DiaLex: A Benchmark for Evaluating Multidialectal Arabic Word Embeddings
This benchmark addresses the problem of thoroughly evaluating multidialectal Arabic word embeddings, which is crucial for researchers and developers working with Arabic NLP.
This paper introduces DiaLex, a new benchmark for intrinsically evaluating dialectal Arabic word embeddings across five dialects (Algerian, Egyptian, Lebanese, Syrian, Tunisian) and six syntactic/semantic relations. The authors used DiaLex to evaluate existing and newly developed Arabic word embeddings, demonstrating its utility.
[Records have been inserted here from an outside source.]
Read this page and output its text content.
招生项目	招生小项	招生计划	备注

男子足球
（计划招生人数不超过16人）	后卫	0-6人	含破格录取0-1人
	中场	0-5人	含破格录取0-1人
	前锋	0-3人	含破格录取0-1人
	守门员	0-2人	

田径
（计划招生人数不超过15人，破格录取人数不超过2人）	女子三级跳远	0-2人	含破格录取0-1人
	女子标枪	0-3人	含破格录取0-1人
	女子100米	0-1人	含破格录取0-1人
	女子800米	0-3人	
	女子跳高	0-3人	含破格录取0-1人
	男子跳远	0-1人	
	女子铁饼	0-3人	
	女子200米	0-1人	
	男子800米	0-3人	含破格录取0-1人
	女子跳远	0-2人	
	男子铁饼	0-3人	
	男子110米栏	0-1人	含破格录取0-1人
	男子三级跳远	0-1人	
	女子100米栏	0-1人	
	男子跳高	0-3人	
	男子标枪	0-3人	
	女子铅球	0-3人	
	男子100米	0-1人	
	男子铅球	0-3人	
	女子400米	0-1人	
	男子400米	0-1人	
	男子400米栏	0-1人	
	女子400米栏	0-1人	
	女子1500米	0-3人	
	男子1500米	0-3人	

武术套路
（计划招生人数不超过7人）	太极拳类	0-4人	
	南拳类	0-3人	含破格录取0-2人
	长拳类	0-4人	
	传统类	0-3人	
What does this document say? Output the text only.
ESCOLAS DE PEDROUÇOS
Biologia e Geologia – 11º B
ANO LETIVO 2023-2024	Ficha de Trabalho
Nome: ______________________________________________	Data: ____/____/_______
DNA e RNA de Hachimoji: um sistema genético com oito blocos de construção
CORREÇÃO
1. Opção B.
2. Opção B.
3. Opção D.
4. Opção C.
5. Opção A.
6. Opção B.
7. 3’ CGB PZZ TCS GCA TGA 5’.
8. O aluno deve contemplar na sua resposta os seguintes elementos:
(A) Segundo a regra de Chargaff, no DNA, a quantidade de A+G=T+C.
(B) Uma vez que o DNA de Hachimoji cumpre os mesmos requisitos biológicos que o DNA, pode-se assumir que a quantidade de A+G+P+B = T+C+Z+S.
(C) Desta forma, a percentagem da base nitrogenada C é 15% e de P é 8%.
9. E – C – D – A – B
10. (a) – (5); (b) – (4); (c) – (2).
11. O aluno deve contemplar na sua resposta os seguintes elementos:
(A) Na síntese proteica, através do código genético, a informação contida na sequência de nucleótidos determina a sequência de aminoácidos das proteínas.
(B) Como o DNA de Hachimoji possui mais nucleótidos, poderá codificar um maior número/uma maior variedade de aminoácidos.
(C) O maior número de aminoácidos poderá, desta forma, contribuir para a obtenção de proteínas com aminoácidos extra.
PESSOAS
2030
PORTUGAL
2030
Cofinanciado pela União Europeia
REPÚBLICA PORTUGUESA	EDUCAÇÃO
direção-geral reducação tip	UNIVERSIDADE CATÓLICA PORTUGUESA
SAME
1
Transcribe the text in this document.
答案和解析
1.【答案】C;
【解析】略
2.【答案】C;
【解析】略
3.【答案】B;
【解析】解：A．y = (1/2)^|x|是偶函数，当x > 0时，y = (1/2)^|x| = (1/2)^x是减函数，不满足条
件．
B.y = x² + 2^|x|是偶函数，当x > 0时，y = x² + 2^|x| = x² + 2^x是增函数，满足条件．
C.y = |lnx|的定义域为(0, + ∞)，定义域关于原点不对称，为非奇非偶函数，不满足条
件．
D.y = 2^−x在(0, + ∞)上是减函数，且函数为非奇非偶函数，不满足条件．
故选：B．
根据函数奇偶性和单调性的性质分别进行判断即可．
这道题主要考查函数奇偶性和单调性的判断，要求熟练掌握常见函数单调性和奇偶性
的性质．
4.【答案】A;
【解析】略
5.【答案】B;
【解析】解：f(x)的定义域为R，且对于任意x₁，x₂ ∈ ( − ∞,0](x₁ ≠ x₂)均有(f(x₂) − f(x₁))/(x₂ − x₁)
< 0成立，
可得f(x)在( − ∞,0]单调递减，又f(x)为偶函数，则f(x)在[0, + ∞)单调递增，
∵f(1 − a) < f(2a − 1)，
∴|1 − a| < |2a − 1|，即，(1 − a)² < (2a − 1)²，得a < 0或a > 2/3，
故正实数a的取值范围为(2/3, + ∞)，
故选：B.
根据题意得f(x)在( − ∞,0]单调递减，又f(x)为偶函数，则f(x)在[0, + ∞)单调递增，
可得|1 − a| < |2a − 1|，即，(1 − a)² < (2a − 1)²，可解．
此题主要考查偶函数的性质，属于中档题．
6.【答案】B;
Word embeddings are a core component of modern natural language processing systems, making the ability to thoroughly evaluate them a vital task. We describe DiaLex, a benchmark for intrinsic evaluation of dialectal Arabic word embedding. DiaLex covers five important Arabic dialects: Algerian, Egyptian, Lebanese, Syrian, and Tunisian. Across these dialects, DiaLex provides a testbank for six syntactic and semantic relations, namely male to female, singular to dual, singular to plural, antonym, comparative, and genitive to past tense. DiaLex thus consists of a collection of word pairs representing each of the six relations in each of the five dialects. To demonstrate the utility of DiaLex, we use it to evaluate a set of existing and new Arabic word embeddings that we developed. Our benchmark, evaluation code, and new word embedding models will be publicly available.